Program distribution. You can use each winding separately of course; if you were to feed one winding with a 300 ohms source you would see that program repeated on each of the other three windings. It's a good idea to make sure each winding is terminated in 300 ohms (Figure 3), otherwise the frequency response of the system may be aberrant. You could call this a poor man's distribution amp (DA), but the fact of the matter is it works great, and it's passive.
Mono-Summing. You can mono sum with two of the windings, but make sure that you have the source impedance correct. Each winding needs to be fed with a 300 ohms source impedance. You may need to add build-out resistors in series with any DA or other output amps, otherwise the windings could compromise the peak output level of said output amps, creating a headroom problem. In addition, you need to make sure the phase relationship is correct between the left and right channel (unless maybe you want an L-R source?). See Figure 4. The two remaining windings will have L+R on them.

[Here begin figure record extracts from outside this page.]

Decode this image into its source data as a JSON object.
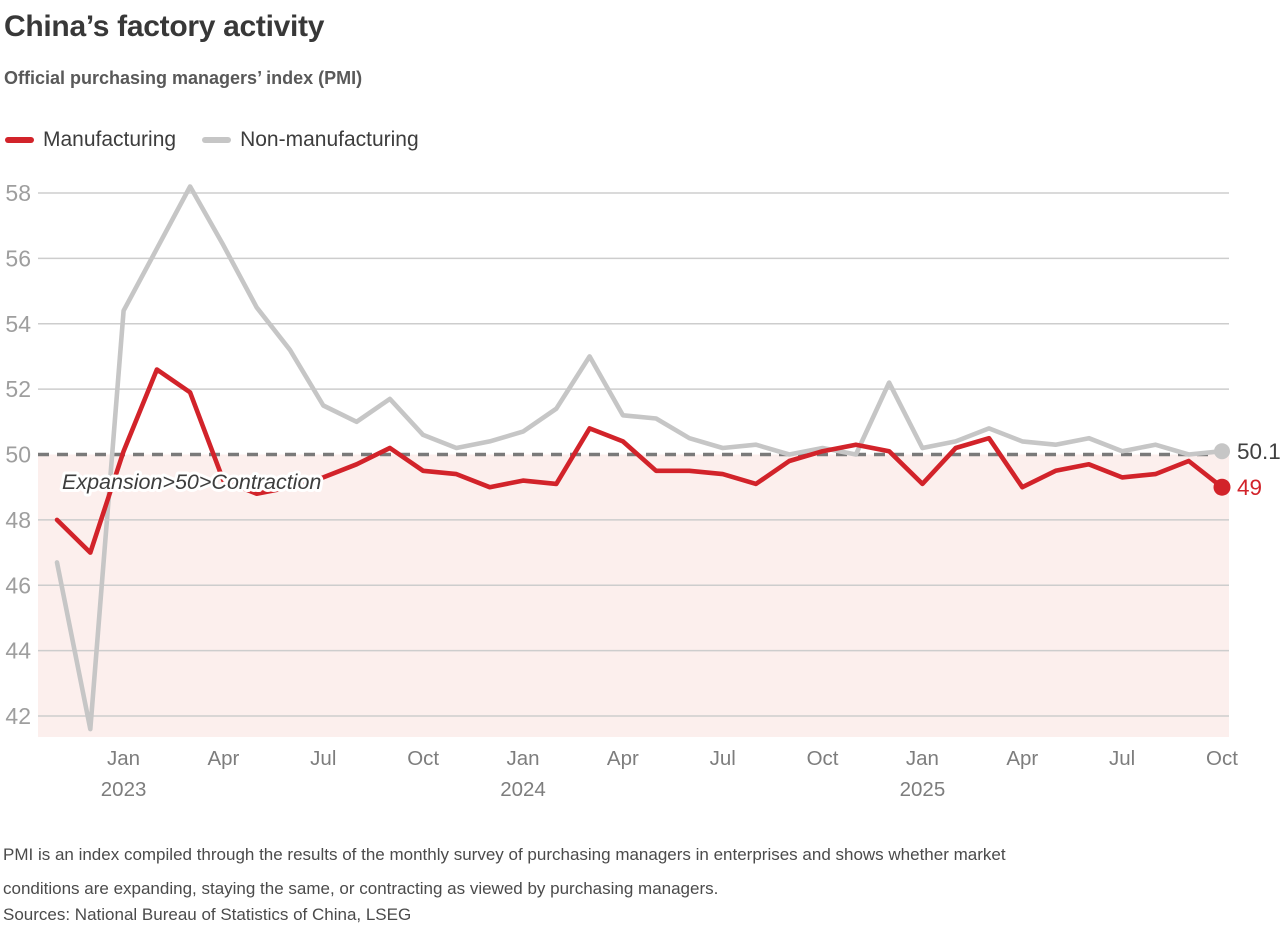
{
  "header": {
    "title": "China’s factory activity",
    "subtitle": "Official purchasing managers’ index (PMI)"
  },
  "legend": [
    {
      "label": "Manufacturing",
      "color": "#d2232a"
    },
    {
      "label": "Non-manufacturing",
      "color": "#c6c6c6"
    }
  ],
  "annotation": "Expansion>50>Contraction",
  "end_labels": {
    "non_manufacturing": {
      "text": "50.1",
      "color": "#404040"
    },
    "manufacturing": {
      "text": "49",
      "color": "#d2232a"
    }
  },
  "footer": {
    "note_lines": [
      "PMI is an index compiled through the results of the monthly survey of purchasing managers in enterprises and shows whether market",
      "conditions are expanding, staying the same, or contracting as viewed by purchasing managers."
    ],
    "sources": "Sources: National Bureau of Statistics of China, LSEG"
  },
  "chart_data": {
    "type": "line",
    "title": "China’s factory activity",
    "subtitle": "Official purchasing managers’ index (PMI)",
    "x": [
      "Nov 2022",
      "Dec 2022",
      "Jan 2023",
      "Feb 2023",
      "Mar 2023",
      "Apr 2023",
      "May 2023",
      "Jun 2023",
      "Jul 2023",
      "Aug 2023",
      "Sep 2023",
      "Oct 2023",
      "Nov 2023",
      "Dec 2023",
      "Jan 2024",
      "Feb 2024",
      "Mar 2024",
      "Apr 2024",
      "May 2024",
      "Jun 2024",
      "Jul 2024",
      "Aug 2024",
      "Sep 2024",
      "Oct 2024",
      "Nov 2024",
      "Dec 2024",
      "Jan 2025",
      "Feb 2025",
      "Mar 2025",
      "Apr 2025",
      "May 2025",
      "Jun 2025",
      "Jul 2025",
      "Aug 2025",
      "Sep 2025",
      "Oct 2025"
    ],
    "series": [
      {
        "name": "Manufacturing",
        "color": "#d2232a",
        "values": [
          48.0,
          47.0,
          50.1,
          52.6,
          51.9,
          49.2,
          48.8,
          49.0,
          49.3,
          49.7,
          50.2,
          49.5,
          49.4,
          49.0,
          49.2,
          49.1,
          50.8,
          50.4,
          49.5,
          49.5,
          49.4,
          49.1,
          49.8,
          50.1,
          50.3,
          50.1,
          49.1,
          50.2,
          50.5,
          49.0,
          49.5,
          49.7,
          49.3,
          49.4,
          49.8,
          49.0
        ]
      },
      {
        "name": "Non-manufacturing",
        "color": "#c6c6c6",
        "values": [
          46.7,
          41.6,
          54.4,
          56.3,
          58.2,
          56.4,
          54.5,
          53.2,
          51.5,
          51.0,
          51.7,
          50.6,
          50.2,
          50.4,
          50.7,
          51.4,
          53.0,
          51.2,
          51.1,
          50.5,
          50.2,
          50.3,
          50.0,
          50.2,
          50.0,
          52.2,
          50.2,
          50.4,
          50.8,
          50.4,
          50.3,
          50.5,
          50.1,
          50.3,
          50.0,
          50.1
        ]
      }
    ],
    "ylim": [
      41.4,
      58.4
    ],
    "yticks": [
      42,
      44,
      46,
      48,
      50,
      52,
      54,
      56,
      58
    ],
    "xticks": [
      {
        "index": 2,
        "label": "Jan",
        "year": "2023"
      },
      {
        "index": 5,
        "label": "Apr"
      },
      {
        "index": 8,
        "label": "Jul"
      },
      {
        "index": 11,
        "label": "Oct"
      },
      {
        "index": 14,
        "label": "Jan",
        "year": "2024"
      },
      {
        "index": 17,
        "label": "Apr"
      },
      {
        "index": 20,
        "label": "Jul"
      },
      {
        "index": 23,
        "label": "Oct"
      },
      {
        "index": 26,
        "label": "Jan",
        "year": "2025"
      },
      {
        "index": 29,
        "label": "Apr"
      },
      {
        "index": 32,
        "label": "Jul"
      },
      {
        "index": 35,
        "label": "Oct"
      }
    ],
    "reference_line": {
      "value": 50,
      "style": "dashed",
      "color": "#7a7a7a",
      "label": "Expansion>50>Contraction"
    },
    "shaded_region": {
      "below": 50,
      "color": "#fcefed"
    },
    "grid": "horizontal",
    "gridline_color": "#cdcdcd",
    "axis_label_color": "#9e9e9e",
    "xtick_color": "#7d7d7d",
    "legend_position": "top-left",
    "end_point_labels": {
      "Manufacturing": "49",
      "Non-manufacturing": "50.1"
    }
  }
}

RF isolation. One of the neatest things about the 111C coils is the built-in faraday shield between the line side and the drop side (see Figure 1 again). If you have a long line bringing analog audio to some location, say near an AM transmitter site, you can isolate that line from any amplifiers connected to the line side by connecting the S terminal to your local ground.
In this day and age of balanced AES digital circuits, Ethernet and fiber, the functionality given by the old trustworthy 111C coil isn't nearly as important as it once was; however, one day it may save your bacon. Keep a couple on hand just in case.